Help with a common Emitter Amplifier

Discussion in 'Homework Help' started by janner, Nov 16, 2009.

  1. janner

    Thread Starter New Member

    Nov 15, 2009
    6
    0
    Hi Guys,

    This is my first post on here so first of all "Hello!"
    Right down to business. I have to design a two stage common emitter amplifier with a gain of 30, I have been given loads of notes but Im needing someone to point me in the right direction with it. Firstly im trying to just design a single stage amplifier get it working then basically just join two together. I know that then I can get the gain by just using 1/beta in the feedback.

    I have been told that I can choose the supply and then choose the Ic. I used a supply of 15V and then an Ic of 4mA. The formulas I have been given to get the rest of the circuit are as follows
    1, Choose Ic I used: 4mA
    2, Make Ve 10% of Vcc I calculated 1.5V
    3, Re = Ve/Ic I calculated 375 ohms
    4, Rc = Vcc/2Ic I calculated 1.875K ohms
    5, R2 = 10 x Re I calculated 3.75K ohms
    6, R1 = (Vcc-(Ve+0.7))x R2 I calculated 21.8K ohms
    Ve+0.7

    Ok so I have done all my calculations and then built the circuit on multisim. The circuit inverts the output but does not ampilfy it? :confused: The output voltage is extately the same magnitude as the input :confused:
    I have attached a copy of my circuit with the wave forms on it but if any other info is needed please just leave a message.

    This does seem a monster first post but any help anyone could give me would be much appreciated. Thanks :)
     
  2. hobbyist

    Distinguished Member

    Aug 10, 2008
    764
    56
    I must say this calculation is a new one to me.

    But if it works that's good. (the equation that is)

    VB / R2 = ID

    and

    (VCC - VB) / ID = R1

    So some how I'll need to rearange these equations to see if I can get that #6, equation.

    Be an interesting algebra problem.
     
  3. janner

    Thread Starter New Member

    Nov 15, 2009
    6
    0
    Aye the equation is divided by (Ve+0.7) it just came out abit wrong when typing sorry.

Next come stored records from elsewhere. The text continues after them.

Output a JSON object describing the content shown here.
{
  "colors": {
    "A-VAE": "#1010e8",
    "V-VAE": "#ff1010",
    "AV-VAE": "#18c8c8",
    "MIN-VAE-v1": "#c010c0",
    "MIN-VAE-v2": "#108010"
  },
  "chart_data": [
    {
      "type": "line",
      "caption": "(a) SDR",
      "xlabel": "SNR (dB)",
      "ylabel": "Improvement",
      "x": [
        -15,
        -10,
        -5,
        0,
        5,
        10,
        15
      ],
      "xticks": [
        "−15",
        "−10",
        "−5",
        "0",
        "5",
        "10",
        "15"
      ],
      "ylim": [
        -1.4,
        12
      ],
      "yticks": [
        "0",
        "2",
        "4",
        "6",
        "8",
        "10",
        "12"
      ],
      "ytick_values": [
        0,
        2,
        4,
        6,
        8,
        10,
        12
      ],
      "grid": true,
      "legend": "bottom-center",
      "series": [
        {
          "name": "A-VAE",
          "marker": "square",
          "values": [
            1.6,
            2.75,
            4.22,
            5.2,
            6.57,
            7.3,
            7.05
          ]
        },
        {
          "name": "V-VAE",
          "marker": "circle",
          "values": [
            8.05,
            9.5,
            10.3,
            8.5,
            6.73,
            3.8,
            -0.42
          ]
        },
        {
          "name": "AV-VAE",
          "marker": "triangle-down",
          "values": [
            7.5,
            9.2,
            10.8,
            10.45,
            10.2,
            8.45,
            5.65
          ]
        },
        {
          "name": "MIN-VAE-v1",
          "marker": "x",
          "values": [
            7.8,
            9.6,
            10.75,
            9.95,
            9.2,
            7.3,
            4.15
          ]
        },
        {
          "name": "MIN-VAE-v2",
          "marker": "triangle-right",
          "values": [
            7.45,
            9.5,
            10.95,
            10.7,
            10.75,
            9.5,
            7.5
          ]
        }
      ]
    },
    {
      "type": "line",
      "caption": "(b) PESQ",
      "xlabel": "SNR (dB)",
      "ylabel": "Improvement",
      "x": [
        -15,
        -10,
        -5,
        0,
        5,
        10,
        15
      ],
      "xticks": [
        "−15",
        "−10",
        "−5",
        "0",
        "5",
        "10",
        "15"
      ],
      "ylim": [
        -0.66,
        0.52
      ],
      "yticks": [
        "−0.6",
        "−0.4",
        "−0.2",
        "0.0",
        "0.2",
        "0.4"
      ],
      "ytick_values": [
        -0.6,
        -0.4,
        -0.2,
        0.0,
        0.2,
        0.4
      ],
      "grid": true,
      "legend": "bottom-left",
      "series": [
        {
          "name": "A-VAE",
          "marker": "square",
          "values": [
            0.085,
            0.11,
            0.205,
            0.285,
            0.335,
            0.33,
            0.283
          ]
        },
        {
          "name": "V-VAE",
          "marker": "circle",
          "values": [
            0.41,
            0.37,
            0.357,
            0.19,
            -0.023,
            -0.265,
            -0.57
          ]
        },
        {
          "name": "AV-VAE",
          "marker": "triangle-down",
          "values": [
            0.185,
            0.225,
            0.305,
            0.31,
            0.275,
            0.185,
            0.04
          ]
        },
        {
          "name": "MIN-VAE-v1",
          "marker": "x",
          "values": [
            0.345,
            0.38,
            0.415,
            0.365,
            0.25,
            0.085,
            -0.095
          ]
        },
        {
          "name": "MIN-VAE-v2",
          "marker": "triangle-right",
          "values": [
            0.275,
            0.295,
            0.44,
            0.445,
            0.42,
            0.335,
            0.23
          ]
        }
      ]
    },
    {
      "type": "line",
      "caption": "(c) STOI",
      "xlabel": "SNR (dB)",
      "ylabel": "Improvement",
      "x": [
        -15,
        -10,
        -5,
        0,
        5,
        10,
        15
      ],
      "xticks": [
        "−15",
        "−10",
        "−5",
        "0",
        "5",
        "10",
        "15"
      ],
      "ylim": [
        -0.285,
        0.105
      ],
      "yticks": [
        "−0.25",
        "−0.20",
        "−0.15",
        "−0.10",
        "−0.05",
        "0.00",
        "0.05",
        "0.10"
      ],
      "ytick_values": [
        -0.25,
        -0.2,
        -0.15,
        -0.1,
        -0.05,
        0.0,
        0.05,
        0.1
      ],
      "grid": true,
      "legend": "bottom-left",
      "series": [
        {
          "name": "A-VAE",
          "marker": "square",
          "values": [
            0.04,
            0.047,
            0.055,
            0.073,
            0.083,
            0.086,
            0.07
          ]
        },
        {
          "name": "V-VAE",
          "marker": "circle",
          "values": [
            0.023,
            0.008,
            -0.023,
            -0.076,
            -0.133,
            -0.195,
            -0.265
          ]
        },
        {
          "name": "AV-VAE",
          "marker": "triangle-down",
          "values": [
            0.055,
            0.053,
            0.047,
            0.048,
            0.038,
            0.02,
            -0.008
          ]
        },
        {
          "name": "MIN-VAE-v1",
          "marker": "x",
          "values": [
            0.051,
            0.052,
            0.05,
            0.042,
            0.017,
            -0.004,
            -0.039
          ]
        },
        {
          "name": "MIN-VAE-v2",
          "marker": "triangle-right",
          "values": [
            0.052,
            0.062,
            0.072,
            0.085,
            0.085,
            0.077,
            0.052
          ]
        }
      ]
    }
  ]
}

    I got it to work I just removed the RL resistor I had in the circuit. so thanks anyways guys.
     
  4. hobbyist

    Distinguished Member

    Aug 10, 2008
    764
    56
    (VE + 0.7v.) = VB

    so (VB / R2) = divider Curent.

    The R1 value is {(VCC - VB) / divider current.}

    Are you sure you got your R1 value right?

    Maybe I need to rearange and substitute the equations to get what they gave you for R1 equation.
     
  5. janner

    Thread Starter New Member

    Nov 15, 2009
    6
    0
    no sorry the calculation for R1 is

    R1=

    (Vcc-(Ve+0.7)) xR2
    Ve+0.7

    so I got =

    (15-(1.5+0.7)) x 3750 = 21.8KΩ
    1.5+0.7

    Like i said I have the circuit amplifiying with a gain of 5 but I want to make it much bigger so I need to add in a Capacitor (Ce) so Im off to do more reading on how to do this beacuse as soon as I put one in the circuit my output goes very wrong!
     
  6. thatoneguy

    AAC Fanatic!

    Feb 19, 2009
    6,357
    718
    Do you need an AC gain of 30 or a DC gain of 30?

    The Gain of 5 that you are getting currently, is that an AC measurement?
     
  7. janner

    Thread Starter New Member

    Nov 15, 2009
    6
    0
    AC I think?? its a AC signal source. I was just told a gain of 30.

    I have measured my gain of 5 as AC
     
  8. thatoneguy

    AAC Fanatic!

    Feb 19, 2009
    6,357
    718
    Can you post your schematic as it currently is?

    A .png screenshot works the best.
     
  9. janner

    Thread Starter New Member

    Nov 15, 2009
    6
    0
    That's it i think? :confused:
     
  10. Audioguru

    New Member

    Dec 20, 2007
    9,411
    896
    The gain of the transistor without a load is slightly less than Rc/Re.
    Increase the gain by increasing Rc or reducing Re then re-bias it.

    You can also increase the gain without re-biasing it by connecting a resistor in series with a capacitor from the emitter to ground. This reduces the effective value of Re at AC.